The FDI policy recognizes the distinction between FDI and portfolio investments; however the treatment of portfolio investments is unclear. Sectoral caps are described in different ways, for example:

(a) The sectoral cap for most sectors is described as an FDI cap, however, investment by FIIs through the PIS is not specifically addressed;

(b) The sectoral cap for some sectors, such as asset reconstruction companies, is described as an FDI cap and investment by FIIs is specifically prohibited; and

(c) The sectoral cap for some sectors, such as private banking and print media, specifically includes investment by FIIs, while the sectoral cap for other sectors provides a composite cap with separate FDI and FII sub-limits.

Radhika Iyer Associate S&R Associates
Radhika Iyer
Associate
S&R Associates

This chaotic arrangement of sectoral caps for FDI and portfolio investments has led to considerable uncertainty among investors.

In the past, at least two committees constituted by the government of India (the Lahiri Committee in June 2004 and the Working Group on Foreign Investment in July 2010) have dealt with this issue in detail. The Lahiri Committee Report on Liberalization of Foreign Institutional Investment recommended that FII investment ceilings, if any, should be reckoned over and above prescribed FDI sectoral caps.
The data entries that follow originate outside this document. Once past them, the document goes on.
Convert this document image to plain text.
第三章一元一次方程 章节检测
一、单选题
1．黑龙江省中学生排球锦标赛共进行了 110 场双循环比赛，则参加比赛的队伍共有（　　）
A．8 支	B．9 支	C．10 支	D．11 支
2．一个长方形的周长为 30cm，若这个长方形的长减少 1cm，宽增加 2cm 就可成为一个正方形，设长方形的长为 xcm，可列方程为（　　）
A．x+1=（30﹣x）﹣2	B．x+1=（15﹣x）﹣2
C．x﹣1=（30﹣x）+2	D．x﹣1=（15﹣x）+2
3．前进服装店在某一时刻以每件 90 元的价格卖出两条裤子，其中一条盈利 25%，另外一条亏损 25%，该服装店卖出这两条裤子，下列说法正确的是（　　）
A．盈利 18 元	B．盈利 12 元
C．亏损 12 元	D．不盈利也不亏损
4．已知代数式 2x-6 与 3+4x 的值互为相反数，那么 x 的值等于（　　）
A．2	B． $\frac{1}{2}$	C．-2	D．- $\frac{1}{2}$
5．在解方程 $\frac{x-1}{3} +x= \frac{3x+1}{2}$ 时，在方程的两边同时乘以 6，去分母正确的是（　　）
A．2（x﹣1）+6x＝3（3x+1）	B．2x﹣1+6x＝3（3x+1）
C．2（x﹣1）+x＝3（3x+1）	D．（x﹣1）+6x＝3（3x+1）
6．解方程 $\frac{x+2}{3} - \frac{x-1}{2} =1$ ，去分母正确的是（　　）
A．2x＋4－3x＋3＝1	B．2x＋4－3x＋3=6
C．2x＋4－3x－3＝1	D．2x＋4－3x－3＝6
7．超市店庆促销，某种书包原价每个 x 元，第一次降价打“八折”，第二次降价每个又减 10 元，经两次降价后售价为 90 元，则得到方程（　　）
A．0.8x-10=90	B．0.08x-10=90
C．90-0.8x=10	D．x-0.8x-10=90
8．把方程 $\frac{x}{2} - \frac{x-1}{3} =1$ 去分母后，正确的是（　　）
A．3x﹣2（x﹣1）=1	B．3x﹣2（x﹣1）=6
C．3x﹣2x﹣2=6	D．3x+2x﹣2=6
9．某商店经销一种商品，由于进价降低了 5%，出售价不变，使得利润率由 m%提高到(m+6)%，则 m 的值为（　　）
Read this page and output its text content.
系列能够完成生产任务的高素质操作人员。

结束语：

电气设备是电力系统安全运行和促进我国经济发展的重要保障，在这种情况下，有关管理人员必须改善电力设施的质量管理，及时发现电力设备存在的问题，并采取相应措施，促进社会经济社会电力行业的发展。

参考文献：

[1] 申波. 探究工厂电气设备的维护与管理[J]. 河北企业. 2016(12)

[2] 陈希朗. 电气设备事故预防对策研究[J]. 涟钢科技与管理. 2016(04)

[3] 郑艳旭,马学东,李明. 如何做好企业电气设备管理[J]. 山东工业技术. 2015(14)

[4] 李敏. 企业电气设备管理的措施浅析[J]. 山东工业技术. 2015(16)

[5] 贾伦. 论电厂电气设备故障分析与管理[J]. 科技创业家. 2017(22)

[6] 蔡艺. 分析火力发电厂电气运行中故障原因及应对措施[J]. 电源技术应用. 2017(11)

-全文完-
Likewise, the Report of the Working Group on Foreign Investment recommended that the existing structure for foreign investments in India be revamped and that investor categories such as FIIs, foreign venture capital investors and non-resident Indians be abolished. The report recommended that there be two classes – FDI and qualified foreign investors (QFIs) – and, in the absence of separate ceilings imposed by legislation, the investment limits for QFIs should be over and above the sectoral caps for FDI.

Over the past year, SEBI and the Reserve Bank of India have introduced QFIs as a category of investors. However, it remains to be seen how soon the other issues surrounding portfolio investments in India are clarified by the regulators.